A hard fork is when nodes of the newest version of a blockchain no longer accept the previous version. If there is a split in consensus among the newer version and the older version then a new token is essentially created. Most of the time there is consensus and no new token is created. However, if there is a dispute as to the changes made to the blockchain then a new coin will have been created. For example, in 2017 Bitcoin underwent a hard fork and Bitcoin Cash was created. Bitcoin Cash did not receive full consensus and therefore both tokens are no in existence. The new coin that was received will be treated as ordinary income at the time it was received.

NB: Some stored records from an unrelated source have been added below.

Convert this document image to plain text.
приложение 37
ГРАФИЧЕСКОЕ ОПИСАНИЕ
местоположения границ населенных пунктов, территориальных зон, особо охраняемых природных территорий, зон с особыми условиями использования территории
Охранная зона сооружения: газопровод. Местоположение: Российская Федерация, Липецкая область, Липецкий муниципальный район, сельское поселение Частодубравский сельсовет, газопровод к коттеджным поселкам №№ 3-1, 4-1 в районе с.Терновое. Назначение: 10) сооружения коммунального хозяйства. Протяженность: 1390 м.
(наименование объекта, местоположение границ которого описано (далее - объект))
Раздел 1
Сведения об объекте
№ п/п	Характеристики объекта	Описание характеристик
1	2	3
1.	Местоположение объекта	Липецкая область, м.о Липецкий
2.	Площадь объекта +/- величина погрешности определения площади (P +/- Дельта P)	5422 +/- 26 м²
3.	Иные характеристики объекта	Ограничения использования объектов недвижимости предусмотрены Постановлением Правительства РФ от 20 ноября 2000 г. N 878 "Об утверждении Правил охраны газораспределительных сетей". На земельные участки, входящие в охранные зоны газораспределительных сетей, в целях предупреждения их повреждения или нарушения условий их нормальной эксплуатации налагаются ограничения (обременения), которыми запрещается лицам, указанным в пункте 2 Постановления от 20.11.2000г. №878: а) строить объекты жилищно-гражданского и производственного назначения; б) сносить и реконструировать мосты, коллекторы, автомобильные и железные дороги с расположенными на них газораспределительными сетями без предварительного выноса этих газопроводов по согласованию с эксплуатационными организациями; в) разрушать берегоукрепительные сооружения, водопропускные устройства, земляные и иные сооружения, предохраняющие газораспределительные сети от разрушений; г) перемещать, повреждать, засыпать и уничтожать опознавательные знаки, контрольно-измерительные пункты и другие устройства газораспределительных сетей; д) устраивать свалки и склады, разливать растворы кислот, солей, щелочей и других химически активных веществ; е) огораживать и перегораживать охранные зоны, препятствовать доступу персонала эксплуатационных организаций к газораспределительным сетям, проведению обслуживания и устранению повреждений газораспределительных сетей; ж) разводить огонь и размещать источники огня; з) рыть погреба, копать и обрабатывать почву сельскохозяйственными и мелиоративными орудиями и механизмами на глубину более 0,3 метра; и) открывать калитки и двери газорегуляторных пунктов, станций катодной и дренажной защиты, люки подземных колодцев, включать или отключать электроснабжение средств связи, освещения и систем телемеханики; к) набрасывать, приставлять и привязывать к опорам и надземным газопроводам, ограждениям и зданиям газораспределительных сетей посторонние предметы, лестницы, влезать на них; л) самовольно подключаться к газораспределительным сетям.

Airdrops often come into existence through a hard fork. For example, in 2017 Bitcoin underwent a hard fork and Bitcoin Cash was created and airdropped to existing Bitcoin owners. Airdrops can also occur through promotional incentives, such as watching an educational video.

Initial Coin Offering (ICO)

An ICO is the cryptocurrency equivalent to an initial public offering. However, oftentimes ICO's come from new companies that have not yet developed a product or received traction. In the U.S. it is typically in violation of SEC regulations to distribute tokens through an ICO to people who are not accredited investors.

Margin Trading

Margin trading is leveraging your assets in order to have greater market exposure. Exchanges that allow margin will essentially make you a loan with your cryptocurrency as collateral in order to have the potential for greater returns. Trading cryptocurrency on margin can carry greater risks, but have the potential for greater returns.


Mining is the process in which proof of work (POW) protocols verify transactions and give miners cryptocurrency in return for their work. Miners do the work of verifying blockchain transactions and prevent double-spending of assets. This process was developed by Bitcoin's founder, Satoshi Nakamoto.


Staking cryptocurrency is the process of holding cryptocurrency to verify transactions and support the network. Staking allows you to generate passive income by holding coins. The proof-of-stake mechanism avoids the need of the special equipment and energy costs associated with mining.